Welche Schlussfolgerungen zieht die Bundesregierung aus sogenannten Blitzaustritten von Unternehmen aus einer Tarifmitgliedschaft in eine OT-Mitgliedschaft während laufender Tarifverhandlungen, und sieht die Bundesregierung hier Handlungsbedarf (bitte erläutern)?

10

Teilt die Bundesregierung die Auffassung der Fragestellenden, dass die in Frage 9 genannten „Blitzaustritte“ das Machtverhältnis zwischen Gewerkschaften und Arbeitgeberseite einseitig zugunsten der Arbeitgeberseite verschiebt, da dies die Tarifverhandlungen für Gewerkschaften unberechenbar macht (bitte begründen)?

11

Sieht die Bundesregierung einen Widerspruch zur gängigen Praxis einer OT-Mitgliedschaft und der bei Tarifauseinandersetzungen notwendigen Transparenz über die Art der Mitgliedschaft gegenüber der tarifzuständigen Gewerkschaft?

12

Teilt die Bundesregierung die Einschätzung der Fragestellenden, dass Arbeitgeberverbände verpflichtet werden sollten, der tarifzuständigen Gewerkschaft mitzuteilen, welche Unternehmen (mit und ohne Tarifbindung) bei ihnen Mitglied sind, insbesondere mit Blick auf Artikel 4 Absatz 1b der Mindestlohn-Richtlinie (vgl.

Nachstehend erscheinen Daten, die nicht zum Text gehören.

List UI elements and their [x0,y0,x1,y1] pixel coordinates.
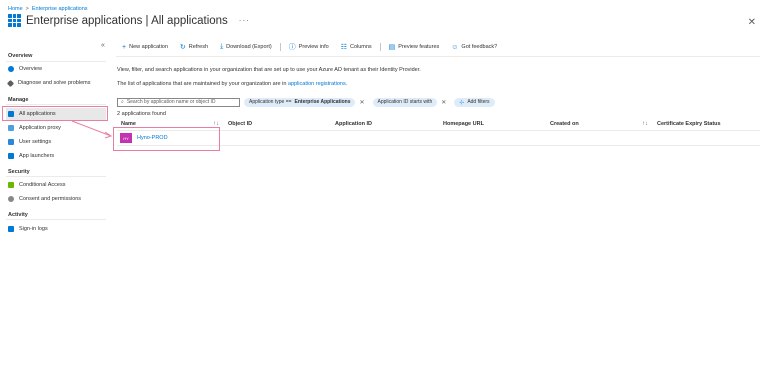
annotation-arrow [71,120,113,139]
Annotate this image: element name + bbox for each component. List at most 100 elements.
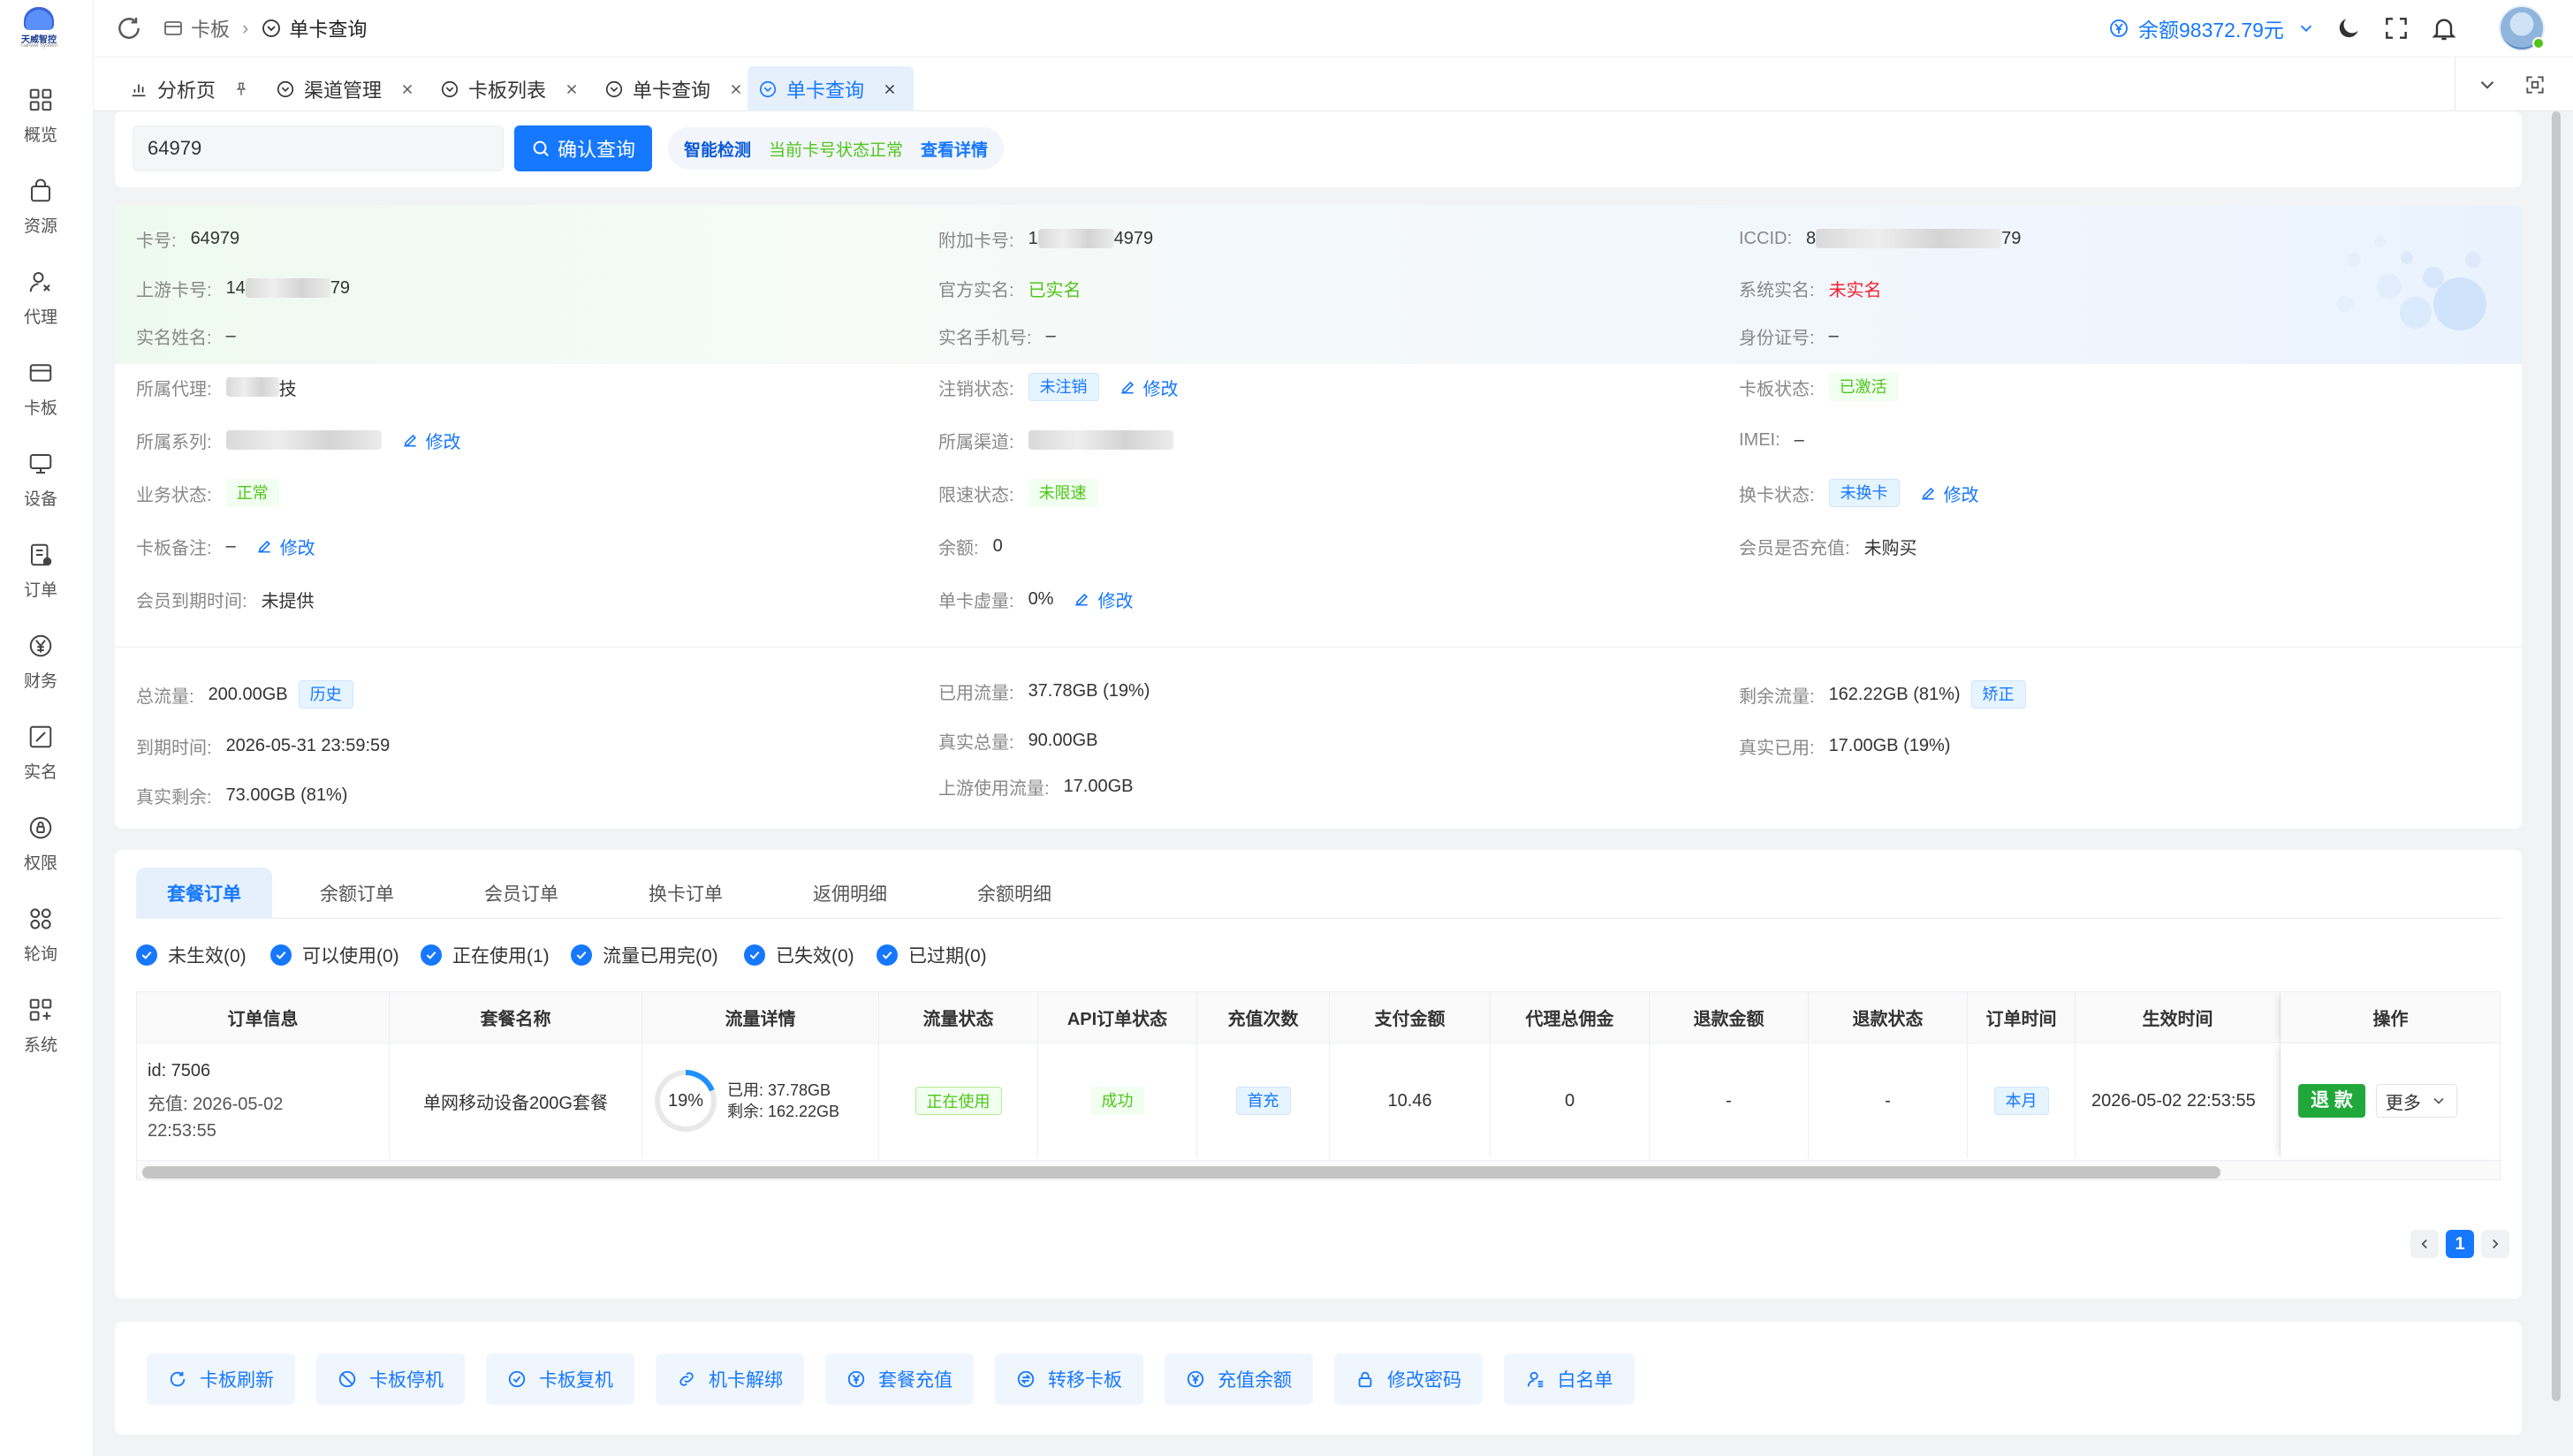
- blurred-value: [1816, 229, 2002, 248]
- unbind-button[interactable]: 机卡解绑: [656, 1354, 804, 1405]
- sidebar-item-overview[interactable]: 概览: [0, 87, 81, 163]
- smart-detection-label: 智能检测: [684, 140, 752, 160]
- sidebar-item-order[interactable]: 订单: [0, 542, 81, 618]
- close-icon[interactable]: [399, 81, 415, 97]
- edit-icon: [1921, 487, 1934, 500]
- sidebar-item-label: 轮询: [23, 945, 57, 964]
- refresh-icon[interactable]: [115, 14, 143, 42]
- card-search-input[interactable]: [133, 125, 504, 171]
- correct-button[interactable]: 矫正: [1970, 680, 2026, 709]
- commission: 0: [1491, 1043, 1650, 1158]
- filter-not-effective[interactable]: 未生效(0): [136, 942, 247, 968]
- prev-page-button[interactable]: [2410, 1230, 2439, 1258]
- package-recharge-button[interactable]: 套餐充值: [825, 1354, 974, 1405]
- chevron-down-icon: [2300, 25, 2312, 33]
- close-icon[interactable]: [728, 81, 744, 97]
- field-real-total: 真实总量: 90.00GB: [938, 730, 1098, 753]
- table-horizontal-scrollbar[interactable]: [142, 1166, 2220, 1179]
- card-stop-button[interactable]: 卡板停机: [316, 1354, 465, 1405]
- more-dropdown[interactable]: 更多: [2375, 1084, 2457, 1118]
- tab-analysis[interactable]: 分析页: [118, 66, 260, 112]
- page-scrollbar[interactable]: [2552, 111, 2561, 1401]
- cloud-logo-icon: [24, 7, 54, 30]
- tab-channel[interactable]: 渠道管理: [265, 66, 426, 112]
- sidebar-item-finance[interactable]: 财务: [0, 633, 81, 709]
- edit-remark-button[interactable]: 修改: [255, 534, 315, 559]
- page-number-button[interactable]: 1: [2446, 1230, 2474, 1258]
- filter-usable[interactable]: 可以使用(0): [270, 942, 399, 968]
- tab-single-query-active[interactable]: 单卡查询: [748, 66, 914, 112]
- sidebar-item-polling[interactable]: 轮询: [0, 906, 81, 982]
- tab-rebate-detail[interactable]: 返佣明细: [770, 868, 930, 919]
- edit-cancel-button[interactable]: 修改: [1119, 375, 1179, 400]
- chevron-down-icon[interactable]: [2476, 73, 2499, 96]
- circles-icon: [30, 908, 51, 929]
- filter-used-up[interactable]: 流量已用完(0): [571, 942, 718, 968]
- refund-amount: -: [1650, 1043, 1809, 1158]
- tab-card-list[interactable]: 卡板列表: [429, 66, 590, 112]
- sidebar-item-card[interactable]: 卡板: [0, 360, 81, 436]
- breadcrumb: 卡板 › 单卡查询: [163, 14, 367, 42]
- col-package-name: 套餐名称: [390, 992, 642, 1043]
- sidebar-item-system[interactable]: 系统: [0, 997, 81, 1073]
- tab-balance-orders[interactable]: 余额订单: [277, 868, 436, 919]
- next-page-button[interactable]: [2481, 1230, 2509, 1258]
- transfer-card-button[interactable]: 转移卡板: [995, 1354, 1143, 1405]
- tab-swap-orders[interactable]: 换卡订单: [606, 868, 765, 919]
- field-biz-status: 业务状态: 正常: [136, 479, 279, 507]
- breadcrumb-item[interactable]: 卡板: [191, 14, 230, 42]
- confirm-query-button[interactable]: 确认查询: [514, 125, 652, 171]
- field-official-realname: 官方实名: 已实名: [938, 280, 1082, 300]
- logo-subtext: Tianwei System: [19, 43, 58, 49]
- refund-button[interactable]: 退 款: [2298, 1084, 2365, 1118]
- card-resume-button[interactable]: 卡板复机: [486, 1354, 634, 1405]
- user-list-icon: [1527, 1371, 1543, 1388]
- avatar[interactable]: [2499, 5, 2545, 51]
- orders-card: 套餐订单 余额订单 会员订单 换卡订单 返佣明细 余额明细 未生效(0) 可以使…: [115, 850, 2522, 1299]
- fullscreen-tab-icon[interactable]: [2524, 73, 2546, 96]
- history-button[interactable]: 历史: [298, 680, 353, 709]
- top-header: 卡板 › 单卡查询 余额98372.79元: [94, 0, 2573, 57]
- sidebar-item-permission[interactable]: 权限: [0, 815, 81, 891]
- tab-single-query[interactable]: 单卡查询: [594, 66, 755, 112]
- moon-icon[interactable]: [2334, 14, 2363, 42]
- recharge-balance-button[interactable]: 充值余额: [1165, 1354, 1313, 1405]
- field-swap-status: 换卡状态: 未换卡 修改: [1739, 479, 1979, 507]
- view-details-link[interactable]: 查看详情: [921, 137, 988, 161]
- change-password-button[interactable]: 修改密码: [1334, 1354, 1483, 1405]
- close-icon[interactable]: [882, 81, 898, 97]
- tab-package-orders[interactable]: 套餐订单: [136, 868, 272, 919]
- field-agent: 所属代理: 技: [136, 373, 297, 401]
- filter-in-use[interactable]: 正在使用(1): [421, 942, 550, 968]
- check-circle-icon: [508, 1370, 526, 1388]
- close-icon[interactable]: [564, 81, 580, 97]
- balance-dropdown[interactable]: 余额98372.79元: [2108, 14, 2316, 42]
- edit-virtual-button[interactable]: 修改: [1073, 587, 1133, 612]
- card-refresh-button[interactable]: 卡板刷新: [147, 1354, 295, 1405]
- pin-icon[interactable]: [233, 81, 249, 97]
- col-pay-amount: 支付金额: [1330, 992, 1491, 1043]
- edit-swap-button[interactable]: 修改: [1919, 481, 1979, 506]
- brand-logo[interactable]: 天威智控 Tianwei System: [18, 5, 60, 51]
- bell-icon[interactable]: [2430, 14, 2458, 42]
- sidebar-item-realname[interactable]: 实名: [0, 724, 81, 800]
- tab-balance-detail[interactable]: 余额明细: [935, 868, 1094, 919]
- tab-label: 渠道管理: [304, 80, 383, 102]
- bar-chart-icon: [132, 84, 146, 97]
- sidebar-item-agent[interactable]: 代理: [0, 269, 81, 345]
- transfer-icon: [1017, 1370, 1035, 1388]
- checkbox-checked-icon: [136, 944, 157, 966]
- yen-icon: [847, 1370, 865, 1388]
- filter-invalid[interactable]: 已失效(0): [744, 942, 854, 968]
- col-operation: 操作: [2281, 992, 2500, 1043]
- sidebar-item-resource[interactable]: 资源: [0, 178, 81, 254]
- filter-expired[interactable]: 已过期(0): [877, 942, 987, 968]
- field-upstream-no: 上游卡号: 14 79: [136, 277, 351, 300]
- checkbox-checked-icon: [571, 944, 592, 966]
- tab-member-orders[interactable]: 会员订单: [442, 868, 601, 919]
- fullscreen-icon[interactable]: [2382, 14, 2410, 42]
- checkbox-checked-icon: [270, 944, 292, 966]
- whitelist-button[interactable]: 白名单: [1504, 1354, 1635, 1405]
- sidebar-item-device[interactable]: 设备: [0, 451, 81, 527]
- edit-series-button[interactable]: 修改: [401, 428, 461, 453]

Amtsblatt der Europäischen Union vom 25. Oktober 2022: „Richtlinie (EU) 2022/2041 des Europäischen Parlaments und des Rates vom 19. Oktober 2022 über angemessene Mindestlöhne in der Europäischen Union“, abrufbar unter: https://eur-lex.europa.eu/legal-content/DE/TXT/PDF/?uri=CELEX:32022L2041&from=EN), welche deutlich formuliert, dass die Ausübung von Tarifverhandlungen erleichtert werden soll, durch „Förderung konstruktiver, zielführender und fundierter Lohnverhandlungen zwischen den Sozialpartnern unter gleichen Bedingungen, bei denen beide Parteien Zugang zu angemessenen Informationen haben, damit sie ihre Aufgaben in Bezug auf Tarifverhandlungen zur Lohnfestsetzung wahrnehmen können“?

13

Teilt die Bundesregierung die Einschätzung der Fragestellenden, dass es in der Praxis zweifelhaft ist, inwiefern sichergestellt werden kann, dass OT-Mitglieder gemäß den Vorgaben des Bundesarbeitsgerichts (BAG) nicht an tarifpolitischen Entscheidungen beteiligt werden (vgl. BAG, Beschluss vom 18. Juli 2006 – 1 ABR 36/05), beispielsweise da in der Regel ein Teil der Beiträge von OT-Mitgliedern in die Arbeitskampffonds der jeweiligen Arbeitgeberverbände fließen und davon auszugehen ist, dass auf die Interessen von wichtigen OT-Mitgliedern Rücksicht genommen wird?